Sitôt que nous avions eu fini de manger, Alex Mavri avait voulu que nous rentrions mais, usant une nouvelle fois de ma force de persuasion, j’étais parvenue à le convaincre de nous accorder une petite balade au clair de lune. Ainsi, pendant plusieurs minutes, nous avions arpenté bras dessus, bras dessous, les rues du centre-ville, profitant de l’étonnante douceur de cette nuit d'hiver. De temps à autres, je l’avais forcé à s'arrêter pour que je puisse me presser dans ses bras et déposer un tendre baiser sur ses lèvres. Lui qui était si réticent à ce que nous nous montrions en public semblait désormais s’être considérablement détendu. De sorte que ni lui ni moi ne prenions de précautions particulières et qu’il ne devait faire aucun doute pour les passants qu’il nous arrivait de croiser que nous formions un couple. Nous péchions par excès de confiance et arriva ce qui devait arriver, à savoir une rencontre très mal à propos.

Alors que nous nous attardions près d’une fontaine sur la place de la mairie, nous avions croisé David Lachant. Ce garçon que je connaissais plutôt bien pour l’avoir fréquenté l’année précédente était, comme moi, étudiant en Master 1 de droit privé à l’université. À ce titre, tout comme moi là encore, il suivait les cours de procédure pénale d’Alex Mavri. Aussi, il ne manqua pas de nous reconnaître et, lorsqu’il surgit à l’improviste de l’obscurité, nous nous empressâmes de mettre une distance raisonnable entre nous dans l’espoir de pouvoir encore sauver les apparences.
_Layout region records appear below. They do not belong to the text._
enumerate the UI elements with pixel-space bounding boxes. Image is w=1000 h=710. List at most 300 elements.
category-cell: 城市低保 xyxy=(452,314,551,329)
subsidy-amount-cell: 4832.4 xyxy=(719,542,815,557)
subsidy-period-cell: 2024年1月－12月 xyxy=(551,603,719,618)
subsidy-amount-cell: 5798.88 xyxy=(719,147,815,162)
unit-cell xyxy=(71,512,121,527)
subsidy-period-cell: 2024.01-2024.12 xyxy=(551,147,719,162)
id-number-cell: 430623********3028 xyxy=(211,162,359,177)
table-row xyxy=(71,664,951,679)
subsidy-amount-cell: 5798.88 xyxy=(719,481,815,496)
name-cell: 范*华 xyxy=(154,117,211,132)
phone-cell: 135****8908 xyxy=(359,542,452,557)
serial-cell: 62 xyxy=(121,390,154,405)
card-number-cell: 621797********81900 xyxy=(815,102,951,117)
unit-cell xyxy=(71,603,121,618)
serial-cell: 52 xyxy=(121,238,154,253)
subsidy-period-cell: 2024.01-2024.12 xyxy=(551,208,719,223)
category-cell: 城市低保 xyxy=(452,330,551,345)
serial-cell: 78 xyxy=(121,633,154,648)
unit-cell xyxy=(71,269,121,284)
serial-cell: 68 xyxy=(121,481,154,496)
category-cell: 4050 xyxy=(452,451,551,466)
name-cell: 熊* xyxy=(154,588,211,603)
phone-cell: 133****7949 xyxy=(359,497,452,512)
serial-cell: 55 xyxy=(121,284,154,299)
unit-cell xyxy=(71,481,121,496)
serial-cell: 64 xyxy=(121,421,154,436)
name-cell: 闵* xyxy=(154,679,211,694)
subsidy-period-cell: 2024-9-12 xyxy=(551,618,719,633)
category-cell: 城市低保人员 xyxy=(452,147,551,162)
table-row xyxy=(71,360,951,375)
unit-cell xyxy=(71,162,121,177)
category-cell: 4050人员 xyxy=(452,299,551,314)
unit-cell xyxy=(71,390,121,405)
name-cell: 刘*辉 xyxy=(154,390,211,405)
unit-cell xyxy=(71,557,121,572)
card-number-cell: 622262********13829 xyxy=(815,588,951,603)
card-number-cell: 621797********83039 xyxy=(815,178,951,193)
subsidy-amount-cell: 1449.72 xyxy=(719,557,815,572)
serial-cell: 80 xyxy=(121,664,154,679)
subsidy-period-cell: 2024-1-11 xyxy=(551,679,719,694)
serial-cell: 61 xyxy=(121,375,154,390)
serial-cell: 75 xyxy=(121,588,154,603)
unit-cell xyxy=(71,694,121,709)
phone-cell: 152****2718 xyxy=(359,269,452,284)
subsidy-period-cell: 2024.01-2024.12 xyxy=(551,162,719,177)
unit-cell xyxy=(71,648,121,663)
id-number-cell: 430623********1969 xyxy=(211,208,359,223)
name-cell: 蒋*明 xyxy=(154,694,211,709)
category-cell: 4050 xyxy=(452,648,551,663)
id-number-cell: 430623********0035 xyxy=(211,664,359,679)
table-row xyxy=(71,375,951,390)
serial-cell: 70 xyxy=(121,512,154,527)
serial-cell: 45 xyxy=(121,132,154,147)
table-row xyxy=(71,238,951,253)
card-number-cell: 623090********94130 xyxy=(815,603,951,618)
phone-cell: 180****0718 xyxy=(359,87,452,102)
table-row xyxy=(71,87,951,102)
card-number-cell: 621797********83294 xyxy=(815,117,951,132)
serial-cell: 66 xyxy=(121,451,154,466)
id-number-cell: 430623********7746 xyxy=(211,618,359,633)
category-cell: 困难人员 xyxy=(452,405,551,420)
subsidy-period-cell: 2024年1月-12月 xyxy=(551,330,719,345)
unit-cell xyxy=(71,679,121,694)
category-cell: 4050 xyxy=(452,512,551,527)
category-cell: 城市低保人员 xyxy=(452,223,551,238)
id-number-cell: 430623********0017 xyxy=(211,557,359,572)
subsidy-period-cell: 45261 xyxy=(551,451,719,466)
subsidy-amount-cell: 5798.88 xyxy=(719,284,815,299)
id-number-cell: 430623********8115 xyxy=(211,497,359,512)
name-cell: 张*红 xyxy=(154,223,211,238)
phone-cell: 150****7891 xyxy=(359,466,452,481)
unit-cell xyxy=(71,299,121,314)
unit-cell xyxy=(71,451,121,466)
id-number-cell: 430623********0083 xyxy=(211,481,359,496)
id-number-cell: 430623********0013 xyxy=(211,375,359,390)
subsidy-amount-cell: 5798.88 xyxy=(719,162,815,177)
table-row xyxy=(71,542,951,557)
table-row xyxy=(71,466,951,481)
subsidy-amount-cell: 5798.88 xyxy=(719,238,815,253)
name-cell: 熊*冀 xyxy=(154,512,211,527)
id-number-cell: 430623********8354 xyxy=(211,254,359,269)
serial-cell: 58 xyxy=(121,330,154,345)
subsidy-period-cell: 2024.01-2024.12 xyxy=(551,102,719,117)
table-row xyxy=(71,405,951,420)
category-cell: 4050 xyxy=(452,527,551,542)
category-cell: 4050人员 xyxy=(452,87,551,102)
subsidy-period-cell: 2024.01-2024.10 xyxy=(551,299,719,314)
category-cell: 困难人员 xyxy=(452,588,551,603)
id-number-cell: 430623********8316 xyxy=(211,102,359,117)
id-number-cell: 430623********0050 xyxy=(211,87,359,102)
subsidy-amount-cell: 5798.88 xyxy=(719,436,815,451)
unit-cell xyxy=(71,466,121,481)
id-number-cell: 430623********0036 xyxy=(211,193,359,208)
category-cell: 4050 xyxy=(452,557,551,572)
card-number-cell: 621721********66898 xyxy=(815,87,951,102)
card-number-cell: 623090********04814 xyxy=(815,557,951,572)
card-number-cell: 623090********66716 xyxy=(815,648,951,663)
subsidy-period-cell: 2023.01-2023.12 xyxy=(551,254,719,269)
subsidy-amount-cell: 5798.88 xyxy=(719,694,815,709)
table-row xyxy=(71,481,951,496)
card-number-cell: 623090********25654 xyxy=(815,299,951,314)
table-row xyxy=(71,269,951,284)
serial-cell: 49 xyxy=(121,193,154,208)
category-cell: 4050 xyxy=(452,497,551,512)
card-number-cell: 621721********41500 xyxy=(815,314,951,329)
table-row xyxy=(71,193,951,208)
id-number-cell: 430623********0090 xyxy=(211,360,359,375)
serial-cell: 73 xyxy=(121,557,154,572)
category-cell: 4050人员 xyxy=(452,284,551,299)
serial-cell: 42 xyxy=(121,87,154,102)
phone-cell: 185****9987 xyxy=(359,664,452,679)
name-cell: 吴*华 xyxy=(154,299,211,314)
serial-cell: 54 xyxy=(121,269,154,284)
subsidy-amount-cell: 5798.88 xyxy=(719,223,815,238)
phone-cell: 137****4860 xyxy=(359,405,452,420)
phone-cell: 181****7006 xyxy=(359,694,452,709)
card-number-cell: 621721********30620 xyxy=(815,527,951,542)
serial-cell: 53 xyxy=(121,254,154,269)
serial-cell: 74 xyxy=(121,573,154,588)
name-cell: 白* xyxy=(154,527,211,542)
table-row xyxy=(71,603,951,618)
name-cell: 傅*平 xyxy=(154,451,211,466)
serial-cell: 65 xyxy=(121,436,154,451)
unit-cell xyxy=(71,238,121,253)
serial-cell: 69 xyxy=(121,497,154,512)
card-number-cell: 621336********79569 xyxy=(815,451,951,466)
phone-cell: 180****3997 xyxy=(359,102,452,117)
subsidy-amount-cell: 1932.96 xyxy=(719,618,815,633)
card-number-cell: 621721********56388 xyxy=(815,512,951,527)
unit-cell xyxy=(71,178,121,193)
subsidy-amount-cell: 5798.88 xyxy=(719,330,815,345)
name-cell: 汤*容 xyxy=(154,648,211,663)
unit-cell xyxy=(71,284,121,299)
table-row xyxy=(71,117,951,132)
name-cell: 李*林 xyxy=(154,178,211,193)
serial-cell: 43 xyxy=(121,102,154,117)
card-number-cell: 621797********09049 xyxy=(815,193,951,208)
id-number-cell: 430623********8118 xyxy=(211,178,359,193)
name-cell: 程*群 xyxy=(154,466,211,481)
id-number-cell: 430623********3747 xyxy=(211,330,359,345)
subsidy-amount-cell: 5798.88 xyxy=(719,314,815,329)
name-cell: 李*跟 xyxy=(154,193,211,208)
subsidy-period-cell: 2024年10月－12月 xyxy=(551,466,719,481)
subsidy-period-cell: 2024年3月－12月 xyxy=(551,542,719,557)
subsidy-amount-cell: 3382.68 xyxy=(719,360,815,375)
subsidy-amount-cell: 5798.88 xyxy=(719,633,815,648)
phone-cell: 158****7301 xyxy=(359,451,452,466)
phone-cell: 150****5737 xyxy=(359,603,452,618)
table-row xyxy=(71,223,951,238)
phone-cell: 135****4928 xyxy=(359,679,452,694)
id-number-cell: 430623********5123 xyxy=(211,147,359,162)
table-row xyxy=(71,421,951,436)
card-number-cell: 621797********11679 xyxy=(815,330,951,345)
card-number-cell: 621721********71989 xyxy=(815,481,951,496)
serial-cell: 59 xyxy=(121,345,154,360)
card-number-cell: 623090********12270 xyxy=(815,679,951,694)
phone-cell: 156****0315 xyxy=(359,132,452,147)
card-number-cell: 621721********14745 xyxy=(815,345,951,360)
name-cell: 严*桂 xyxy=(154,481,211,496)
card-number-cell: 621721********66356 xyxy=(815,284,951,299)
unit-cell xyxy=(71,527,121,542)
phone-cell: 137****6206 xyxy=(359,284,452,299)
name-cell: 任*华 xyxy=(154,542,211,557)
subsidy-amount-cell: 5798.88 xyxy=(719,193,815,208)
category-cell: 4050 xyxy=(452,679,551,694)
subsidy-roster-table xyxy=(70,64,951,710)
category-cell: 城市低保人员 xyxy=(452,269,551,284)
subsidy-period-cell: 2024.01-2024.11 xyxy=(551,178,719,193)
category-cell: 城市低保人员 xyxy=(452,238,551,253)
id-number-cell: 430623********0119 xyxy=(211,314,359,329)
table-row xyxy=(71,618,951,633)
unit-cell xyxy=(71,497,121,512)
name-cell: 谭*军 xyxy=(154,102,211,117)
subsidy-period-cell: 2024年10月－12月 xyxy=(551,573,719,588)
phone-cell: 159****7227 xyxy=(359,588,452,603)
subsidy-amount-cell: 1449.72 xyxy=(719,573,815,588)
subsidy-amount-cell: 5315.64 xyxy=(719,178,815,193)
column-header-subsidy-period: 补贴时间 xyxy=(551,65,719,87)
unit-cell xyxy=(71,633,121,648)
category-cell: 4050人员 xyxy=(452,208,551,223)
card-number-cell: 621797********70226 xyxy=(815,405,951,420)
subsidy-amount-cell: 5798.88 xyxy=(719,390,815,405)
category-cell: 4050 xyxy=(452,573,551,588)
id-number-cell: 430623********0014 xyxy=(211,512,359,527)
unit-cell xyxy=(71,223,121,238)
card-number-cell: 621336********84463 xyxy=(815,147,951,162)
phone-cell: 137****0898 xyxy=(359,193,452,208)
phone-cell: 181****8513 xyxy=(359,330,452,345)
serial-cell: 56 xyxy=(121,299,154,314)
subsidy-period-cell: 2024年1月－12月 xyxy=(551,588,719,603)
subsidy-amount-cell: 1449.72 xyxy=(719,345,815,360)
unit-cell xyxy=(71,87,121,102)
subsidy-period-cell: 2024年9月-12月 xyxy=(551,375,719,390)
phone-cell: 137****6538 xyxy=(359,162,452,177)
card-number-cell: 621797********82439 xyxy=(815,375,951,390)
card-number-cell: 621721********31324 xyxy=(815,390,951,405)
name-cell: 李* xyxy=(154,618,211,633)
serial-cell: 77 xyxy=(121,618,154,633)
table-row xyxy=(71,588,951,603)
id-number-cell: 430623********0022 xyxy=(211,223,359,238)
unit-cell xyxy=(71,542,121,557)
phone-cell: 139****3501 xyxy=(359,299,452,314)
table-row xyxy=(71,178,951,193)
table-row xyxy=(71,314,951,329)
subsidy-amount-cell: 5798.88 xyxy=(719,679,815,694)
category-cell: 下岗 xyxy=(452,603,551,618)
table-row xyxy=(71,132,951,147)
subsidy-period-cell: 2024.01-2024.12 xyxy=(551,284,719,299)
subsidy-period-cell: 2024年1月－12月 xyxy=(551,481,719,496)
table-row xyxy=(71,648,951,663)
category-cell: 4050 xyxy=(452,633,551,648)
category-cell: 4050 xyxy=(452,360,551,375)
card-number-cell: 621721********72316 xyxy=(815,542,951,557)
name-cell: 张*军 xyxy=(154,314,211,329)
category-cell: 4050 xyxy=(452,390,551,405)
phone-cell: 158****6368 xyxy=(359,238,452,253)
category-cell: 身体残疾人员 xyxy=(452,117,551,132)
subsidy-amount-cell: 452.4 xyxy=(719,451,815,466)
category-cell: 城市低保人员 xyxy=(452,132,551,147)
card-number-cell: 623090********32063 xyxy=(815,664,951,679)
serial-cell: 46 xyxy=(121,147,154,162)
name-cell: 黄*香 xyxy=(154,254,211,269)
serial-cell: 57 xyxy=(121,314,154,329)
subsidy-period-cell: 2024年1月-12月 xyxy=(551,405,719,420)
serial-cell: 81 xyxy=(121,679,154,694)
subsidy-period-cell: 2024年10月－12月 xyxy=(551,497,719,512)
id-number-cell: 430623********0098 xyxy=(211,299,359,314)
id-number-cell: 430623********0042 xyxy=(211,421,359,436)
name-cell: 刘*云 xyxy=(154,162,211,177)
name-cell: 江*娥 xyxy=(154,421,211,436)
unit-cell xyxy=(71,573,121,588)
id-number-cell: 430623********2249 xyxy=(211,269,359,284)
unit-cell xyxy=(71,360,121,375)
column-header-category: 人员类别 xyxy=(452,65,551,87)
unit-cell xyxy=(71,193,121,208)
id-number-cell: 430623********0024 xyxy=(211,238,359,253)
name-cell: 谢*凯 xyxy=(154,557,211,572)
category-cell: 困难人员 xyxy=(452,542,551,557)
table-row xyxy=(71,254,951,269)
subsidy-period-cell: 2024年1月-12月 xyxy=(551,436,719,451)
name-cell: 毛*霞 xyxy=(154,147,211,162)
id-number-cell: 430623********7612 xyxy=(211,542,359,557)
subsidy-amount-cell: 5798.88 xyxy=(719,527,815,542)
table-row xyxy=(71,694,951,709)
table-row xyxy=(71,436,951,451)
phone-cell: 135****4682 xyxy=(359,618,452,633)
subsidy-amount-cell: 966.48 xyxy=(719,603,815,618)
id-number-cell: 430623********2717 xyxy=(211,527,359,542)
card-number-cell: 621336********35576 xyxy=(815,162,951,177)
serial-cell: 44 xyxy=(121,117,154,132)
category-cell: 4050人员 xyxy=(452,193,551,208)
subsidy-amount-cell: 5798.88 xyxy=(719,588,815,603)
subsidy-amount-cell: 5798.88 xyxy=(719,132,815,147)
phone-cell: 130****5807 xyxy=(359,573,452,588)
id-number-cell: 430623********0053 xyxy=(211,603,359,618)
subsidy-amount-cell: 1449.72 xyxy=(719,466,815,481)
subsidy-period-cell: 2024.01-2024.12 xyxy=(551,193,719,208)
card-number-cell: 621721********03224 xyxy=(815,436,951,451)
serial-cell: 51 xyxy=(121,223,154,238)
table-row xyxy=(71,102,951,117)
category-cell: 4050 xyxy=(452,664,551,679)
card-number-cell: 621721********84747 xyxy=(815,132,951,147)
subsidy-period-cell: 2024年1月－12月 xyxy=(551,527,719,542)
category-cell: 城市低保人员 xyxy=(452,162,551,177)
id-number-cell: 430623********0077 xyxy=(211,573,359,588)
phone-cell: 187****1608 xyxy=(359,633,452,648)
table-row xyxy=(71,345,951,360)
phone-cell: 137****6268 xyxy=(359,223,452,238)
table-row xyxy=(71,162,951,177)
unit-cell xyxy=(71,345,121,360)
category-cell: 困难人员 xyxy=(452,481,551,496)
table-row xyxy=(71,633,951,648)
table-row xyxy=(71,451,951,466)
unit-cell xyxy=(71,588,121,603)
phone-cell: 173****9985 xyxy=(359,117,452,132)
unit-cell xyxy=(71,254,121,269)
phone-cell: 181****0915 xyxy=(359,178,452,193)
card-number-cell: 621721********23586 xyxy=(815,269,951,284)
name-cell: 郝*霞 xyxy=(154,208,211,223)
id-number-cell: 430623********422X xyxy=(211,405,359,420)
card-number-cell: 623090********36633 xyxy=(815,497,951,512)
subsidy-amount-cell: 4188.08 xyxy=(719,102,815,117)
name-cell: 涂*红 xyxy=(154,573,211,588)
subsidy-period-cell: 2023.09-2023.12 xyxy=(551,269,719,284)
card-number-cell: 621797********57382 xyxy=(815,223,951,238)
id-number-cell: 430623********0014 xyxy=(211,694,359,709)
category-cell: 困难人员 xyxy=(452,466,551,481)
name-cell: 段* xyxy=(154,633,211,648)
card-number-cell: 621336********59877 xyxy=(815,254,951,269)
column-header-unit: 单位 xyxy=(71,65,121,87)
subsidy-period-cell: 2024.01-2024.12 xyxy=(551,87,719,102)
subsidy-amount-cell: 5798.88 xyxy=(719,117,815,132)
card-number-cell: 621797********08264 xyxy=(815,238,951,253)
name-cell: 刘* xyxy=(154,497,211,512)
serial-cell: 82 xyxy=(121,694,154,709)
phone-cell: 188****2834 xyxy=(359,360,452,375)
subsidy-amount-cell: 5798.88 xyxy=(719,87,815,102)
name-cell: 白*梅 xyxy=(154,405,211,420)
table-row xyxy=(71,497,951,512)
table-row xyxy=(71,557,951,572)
_ Bonjour Monsieur. Maelie ? Quelle surprise  ! se fendit-il en s’approchant pour nous saluer.

Je me figeai, redoutant déjà le scénario catastrophe. Une question me tourmentait, nous avait-il surpris lorsque nous étions en train de nous embrasser à peine quelques dizaines de secondes plus tôt ? Sans pouvoir en être certaine, je songeai que c’était une possibilité ce qui eut le don de littéralement me terrifier.

J’étais incapable de trouver quoi dire ou quoi faire pour parvenir à désamorcer cette situation délicate. Heureusement qu'Alex Mavri avait su faire preuve d’un sang-froid remarquable.